We help business owners buy and sell companies. It can be fun; it can be stressful. It always makes for a busy year end. Often, we first get asked about the deal once the buyer and seller have already found each other. Sometimes many of the terms are set. Great! Other times, a business owner comes to us and says, “I want to sell my business.” But they don’t know many details, like, to whom, for how much, or really, what is being sold. They do know they want it sold now though because they are tired. That is a recipe for a low price. And a low price is the difference between celebrating with a paper umbrella in your mai tai at home, rather than walking on a tropical beach.

So in order to get the walk on the beach, what should happen? Planning should happen. First, get your business house in order. Know your numbers. Yes, we keep saying it. Yes, I know I’m a lawyer not an accountant. No, I don’t like doing financials either. But we gotta do it. Know where your money is coming from and where it is going. If you don’t know, then any prospective buyer isn’t going to know. And what they don’t know, they don’t pay for. In fact, they often discount it. Know whether or not you follow Generally Accepted Accounting Principles (GAAP). If you don’t know what that means, when buyers ask you to guarantee that you do follow it, you’re going to have to learn. And then you may learn that you are not following those standards, and that may be a problem. Maybe it isn’t an issue, but wouldn’t you rather find out now? Yes. Yes, you would.

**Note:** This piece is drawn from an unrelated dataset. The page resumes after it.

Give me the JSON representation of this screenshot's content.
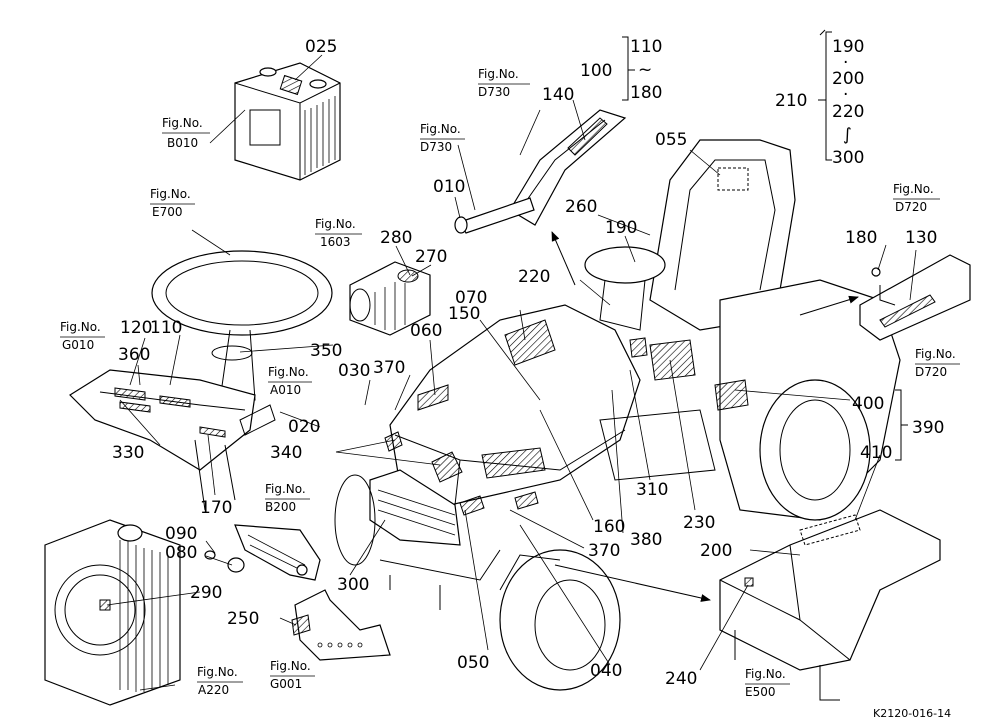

Know who is likely to buy and what they are looking for. Then make sure your business has it, and that it’s easy to see that you have it. Are you a consumer product good where branding is important? If so, are your trademarks protected? Are you a Software as a Service where subscriptions are king? Do you know what your subscription renewal rates are? Are your contracts assignable? Are the most important things in your business something that can be sold by you? If your entire business hinges on something, make sure you know what that thing is and find out how you can make sure that thing can be sold.

Finally, know who and what is selling. Will this be an ownership sale? All of the owners or just some? Will it be the assets? All of the assets or just some? Who has to approve that? Are they on board? Are they alive? Are they reachable? When I ask are you an LLC or a corporation, have an answer. When I ask are you a member managed or a manager managed LLC, have an answer. Preferably, an answer that isn’t “I don’t know.”

As you can see, all of these things could (and should) start long before the sale is on the horizon. Buyers like to see what they are buying, and a void of information is not helpful. Start building that treasure trove of information before the beach is beckoning, so you can have the paper umbrella in the mai tai on that beach walk rather than at your neighborhood bar!